The occupation is unsustainable. It is unjustified and has gone way beyond expectations. It is hard to be celebrating democracy in Arab capitals and denying the Palestinians the very right of co-existence and access to democracy and liberty. I think the issue at hand is that this occupation is totally unjustified, really unsustainable, and totally unexplained to the world. Nobody can see why Israel would see an inch of land as more important than coexistence.
TML: Not everyone in Washington is okay with the acceptance of this government by the United States government.
Saidam: It’s not an easy ride. It’s definitely a rough ride. A lot of elements will be pressing the Obama administration to cut down aid, to curb Palestinian unity and withdraw its support for this government. That is totally expected. What needs to be done – and I would say that the onus is on us now – is to advocate unity as something good and couple that with deeds that speak louder than words.
I hope that this government will work towards fulfilling the PLO’s message and vision for the future and consolidate steps that are to be seen by the international community as steps toward restoring and upholding nothing but peace.
TML: I want to go back to the mandate of this government. It is claimed that it is a government of technocrats. No Fatah and no Hamas. If that is the case, then where is the unity?
Saidam: Unity is achieved by compromise.
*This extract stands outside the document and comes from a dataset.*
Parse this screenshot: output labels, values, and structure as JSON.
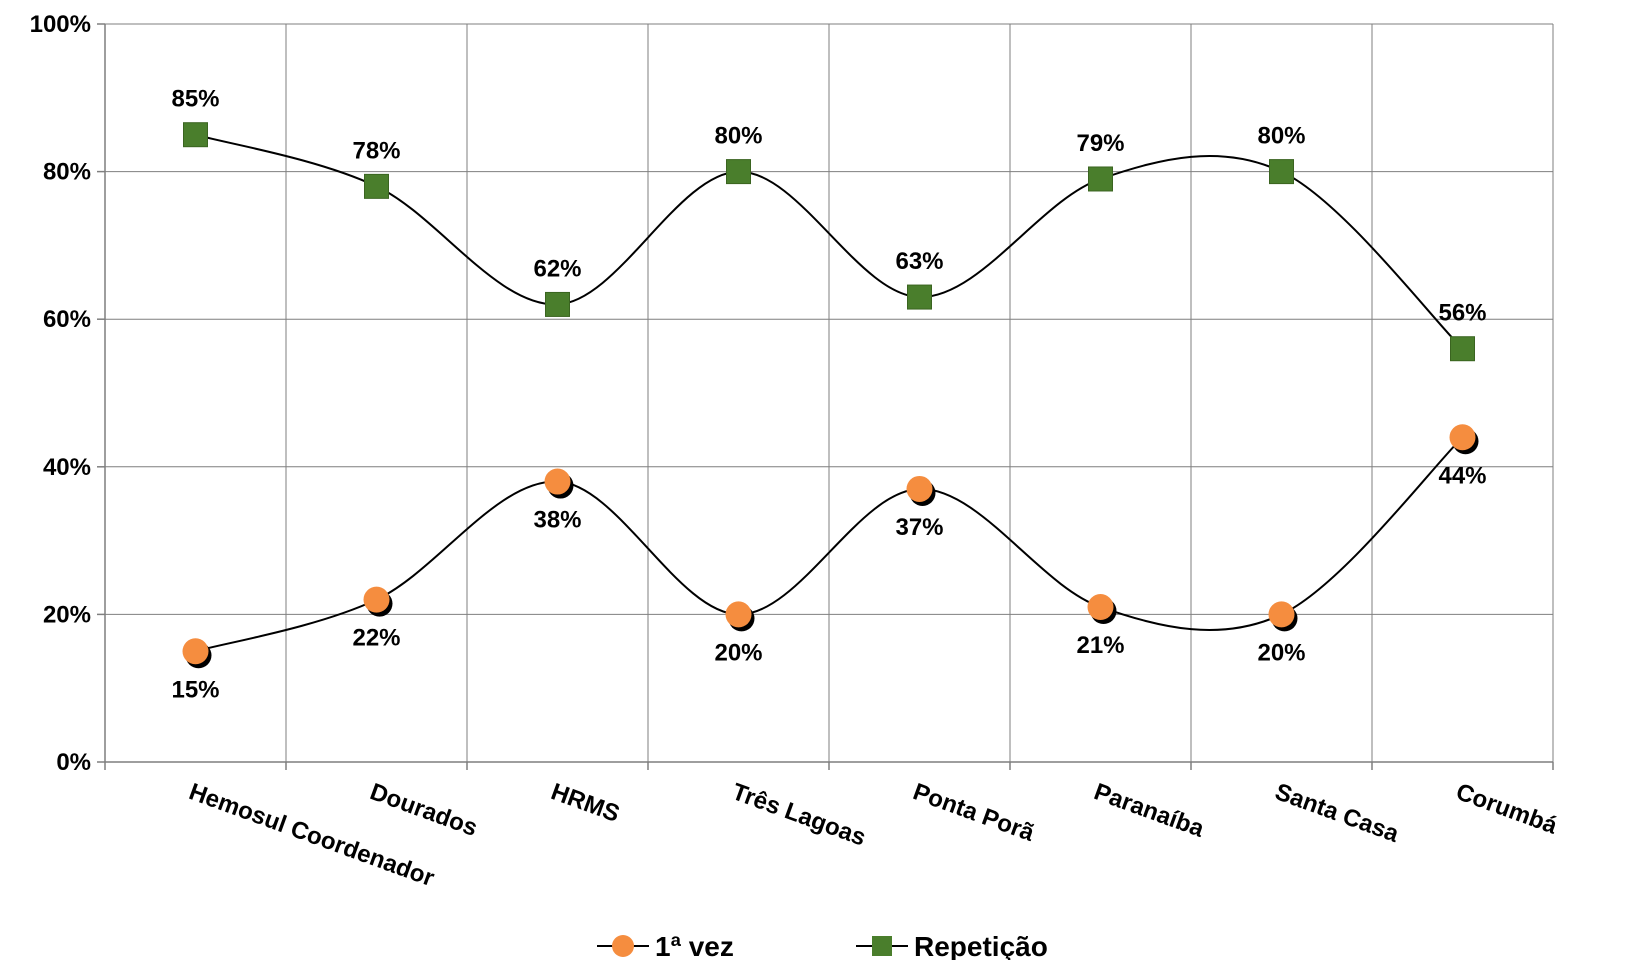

And compromise was to withdraw any elements that are going to cause any friction. Political allegiance has defaced the relationship over the last few years and the two parties have resolved that if political affiliation would mean friction in the future, we might as well withdraw it.
At the end of the day, this government is a transitional government, should lay the foundations for Palestinian elections, and with these elections, the international community would see firsthand that the Palestinians are not for throwing Israel into the sea, but rather for creating Palestine. It’s not about killing Israel; it’s about bringing birth to Palestine. That’s the very message that has prevailed over the last two years when we were planning to go to the United Nations. It’s time for the occupation to end. That’s a reality.
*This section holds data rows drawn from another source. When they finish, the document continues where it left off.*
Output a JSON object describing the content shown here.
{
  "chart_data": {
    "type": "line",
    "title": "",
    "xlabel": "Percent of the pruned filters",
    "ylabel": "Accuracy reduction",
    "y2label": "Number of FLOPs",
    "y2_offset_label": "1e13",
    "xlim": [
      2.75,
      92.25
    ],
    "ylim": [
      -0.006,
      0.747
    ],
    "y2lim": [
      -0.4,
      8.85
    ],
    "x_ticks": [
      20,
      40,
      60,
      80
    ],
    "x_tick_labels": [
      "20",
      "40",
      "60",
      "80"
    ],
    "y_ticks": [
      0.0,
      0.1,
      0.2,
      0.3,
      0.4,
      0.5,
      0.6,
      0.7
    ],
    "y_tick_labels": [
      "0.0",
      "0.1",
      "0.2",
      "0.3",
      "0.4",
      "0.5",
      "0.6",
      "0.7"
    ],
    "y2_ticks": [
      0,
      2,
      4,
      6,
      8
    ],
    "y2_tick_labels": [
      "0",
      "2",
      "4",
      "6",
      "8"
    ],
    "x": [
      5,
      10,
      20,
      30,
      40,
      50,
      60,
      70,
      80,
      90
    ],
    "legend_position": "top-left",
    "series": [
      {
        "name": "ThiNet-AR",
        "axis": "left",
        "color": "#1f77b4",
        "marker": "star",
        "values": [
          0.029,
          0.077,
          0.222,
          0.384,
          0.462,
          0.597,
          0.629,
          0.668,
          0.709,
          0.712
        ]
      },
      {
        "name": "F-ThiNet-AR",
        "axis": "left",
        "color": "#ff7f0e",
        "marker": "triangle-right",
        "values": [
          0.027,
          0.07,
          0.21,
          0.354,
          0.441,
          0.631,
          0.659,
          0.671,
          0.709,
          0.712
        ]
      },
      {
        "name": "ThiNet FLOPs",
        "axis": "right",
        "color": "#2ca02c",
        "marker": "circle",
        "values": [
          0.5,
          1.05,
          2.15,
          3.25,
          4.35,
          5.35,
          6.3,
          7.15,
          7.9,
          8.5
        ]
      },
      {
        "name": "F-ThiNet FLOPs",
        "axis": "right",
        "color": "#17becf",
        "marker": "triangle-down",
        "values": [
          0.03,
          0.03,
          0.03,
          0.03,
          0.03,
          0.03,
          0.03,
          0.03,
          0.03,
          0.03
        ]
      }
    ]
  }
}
TML: Israel prevented four Palestinian ministers from Gaza from joining their own swearing-in ceremony. Do you think President Abbas has other challenges coming?
Saidam: Israel is very wrong. I think it will be told this not only by the Palestinians but by the international community. Israel is trying to stop Palestinian democracy by banning ministers from coming. Israel is exercising yet another element of oppression against Palestinian democracy and human rights and against the liberty of Palestinians.
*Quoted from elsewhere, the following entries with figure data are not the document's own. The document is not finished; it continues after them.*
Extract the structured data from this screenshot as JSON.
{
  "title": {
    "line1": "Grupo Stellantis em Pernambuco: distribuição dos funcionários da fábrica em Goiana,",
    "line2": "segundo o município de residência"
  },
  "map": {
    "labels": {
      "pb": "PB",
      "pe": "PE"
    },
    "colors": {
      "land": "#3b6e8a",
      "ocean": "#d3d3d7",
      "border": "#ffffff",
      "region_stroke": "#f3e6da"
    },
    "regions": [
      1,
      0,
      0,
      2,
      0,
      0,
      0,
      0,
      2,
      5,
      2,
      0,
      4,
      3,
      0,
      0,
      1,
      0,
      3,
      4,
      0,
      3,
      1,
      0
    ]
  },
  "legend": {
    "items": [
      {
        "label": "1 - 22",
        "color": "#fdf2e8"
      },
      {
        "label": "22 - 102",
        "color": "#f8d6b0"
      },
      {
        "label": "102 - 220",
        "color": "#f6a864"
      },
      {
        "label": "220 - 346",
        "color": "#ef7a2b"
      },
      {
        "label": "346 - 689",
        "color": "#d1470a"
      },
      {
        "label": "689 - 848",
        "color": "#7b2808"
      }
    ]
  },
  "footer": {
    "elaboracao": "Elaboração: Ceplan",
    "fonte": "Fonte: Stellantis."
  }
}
I hope Israel will come to its senses and realize what it is doing is wrong. Israel claims that Hamas is extremist. I’m not the spokesperson for Hamas. Hamas has the right to explain and defend itself. The Israeli government has elements and parties who said that God made a mistake by creating Arabs. You can’t be more extreme. Yet they are part of the government. (Yet,) Israel is asking us to recognize them, denying ourselves the right of having other parties with different views about different matters.
What matters most now is the vision of the president, the vision of the PLO, the two-state solution, and previously signed agreements – the Quartet’s principles – and the end to conflict. What’s most important is Israel and Palestine living side by side; nobody eliminating the other and nobody stepping on the history of the other, but rather living in co-existence. Beyond that, I can see hell breaking loose or I can see more Palestinians coming forward toward a one-state solution.
TML: Israel is threatening to cut off ties with the Palestinian Authority. Are you prepared to handle this?
Saidam: The time has come for the international community and not the Palestinians to say enough is enough. Israel is playing with fire. Israel is wasting the time of humanity by prevailing and prolonging this occupation.